Exploiting CVE-2026-8723 requires the attacker to identify an application endpoint that invokes qs.stringify using the exact combination of arrayFormat: 'comma' and encodeValuesOnly: true. Furthermore, the attacker must have a mechanism to supply an array containing at least one null or undefined element into the data structure processed by this function. This data injection typically occurs via JSON request bodies or URL-encoded payloads that the server reconstructs into JavaScript objects.

Once the preconditions are met, exploitation is trivial. The attacker submits the malformed payload, triggering the execution path described in the root cause analysis. Node.js processes the request synchronously until it encounters the qs.stringify call. The subsequent TypeError bubbles up the call stack immediately. If the server implementation does not wrap the vulnerable function call in a try-catch block, the exception reaches the Node.js event loop top-level handler, resulting in process termination.

The following proof-of-concept demonstrates the fundamental crash mechanics.

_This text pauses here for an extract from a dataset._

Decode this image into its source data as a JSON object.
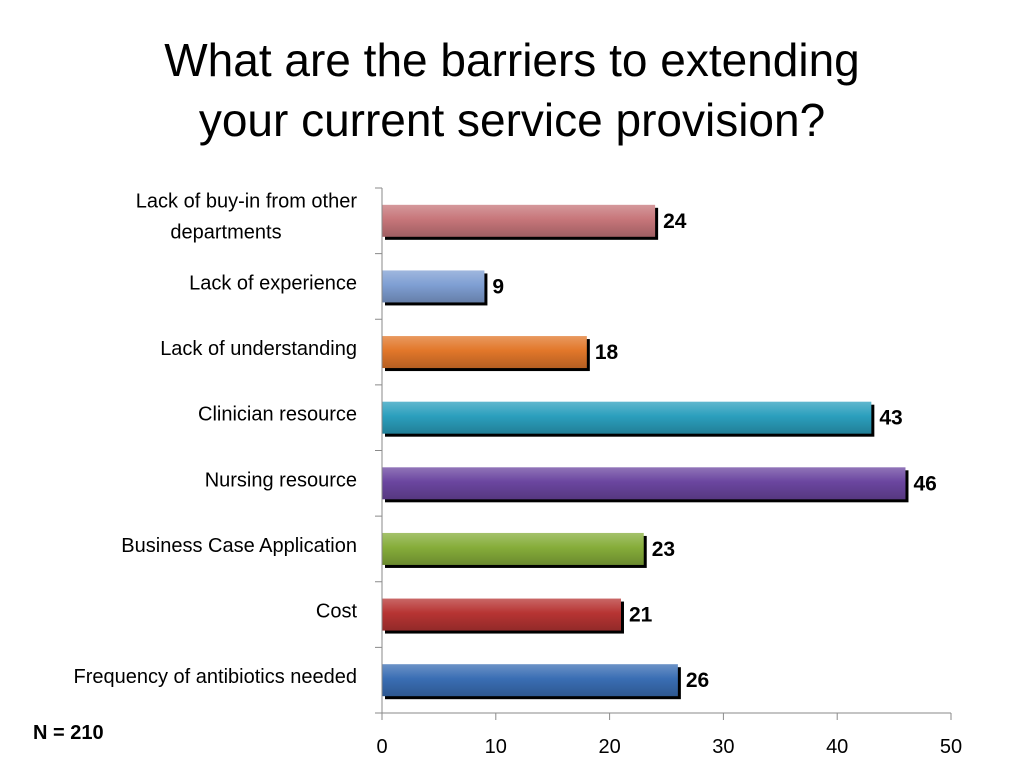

When executed, each of these statements terminates the script execution entirely unless caught by an error handler.

const qs = require('qs');
 
// Demonstrating the crash with null values
try {
    qs.stringify({ a: [null, 'b'] }, { arrayFormat: 'comma', encodeValuesOnly: true });
} catch (e) {
    console.error('Crash verified:', e.message);
}
 
// Demonstrating the crash with undefined values
try {
    qs.stringify({ a: [undefined, 'b'] }, { arrayFormat: 'comma', encodeValuesOnly: true });
} catch (e) {
    console.error('Crash verified:', e.message);
}

The primary security impact of this vulnerability is a localized Denial of Service (DoS). The CVSS v3.1 vector CVSS:3.1/AV:N/AC:L/PR:N/UI:N/S:U/C:N/I:N/A:L accurately reflects this, highlighting that the vulnerability is network-exploitable, requires no specific privileges or user interaction, and possesses low attack complexity. The availability impact is rated as 'Low' because the crash typically affects a single worker process rather than completely halting a distributed system or cluster.

However, in environments running single-threaded Node.js applications without process managers (such as PM2) or orchestration-level health checks (such as Kubernetes readiness probes), a single payload can render the service permanently unavailable. Even in resilient environments, continuous exploitation forces constant application restarts. This degrades overall service performance, drops active connections, and heavily consumes server resources during process initialization.

The exploit maturity is currently documented as Proof of Concept (PoC). The provided EPSS score of 0.00044 (13.63 percentile) indicates a very low observed probability of exploitation in the wild. Despite this low statistical risk, the deterministic nature of the crash and the widespread usage of the qs library necessitate prompt remediation.

The definitive resolution for CVE-2026-8723 is to upgrade the qs library to version 6.15.2 or later. This version contains the patch that correctly sanitizes array elements before passing them to the encoder function. Package managers will typically resolve this issue automatically by running npm update qs or adjusting the package.json constraints to exclude the vulnerable version range >=6.11.1 <6.15.2.

If upgrading the library is not immediately feasible due to legacy dependencies, developers must implement temporary mitigations. The most straightforward approach is to modify the qs.stringify options object to remove either arrayFormat: 'comma' or encodeValuesOnly: true. Disabling either of these specific options prevents the execution flow from entering the vulnerable branch within lib/stringify.js.

Additionally, applications can implement defensive programming practices around data serialization. Wrapping all calls to qs.stringify within a try-catch block ensures that any unexpected type errors are caught and handled gracefully, preventing process termination. Implementing strict input validation to sanitize data objects and remove literal null or undefined values before serialization provides a secondary layer of defense.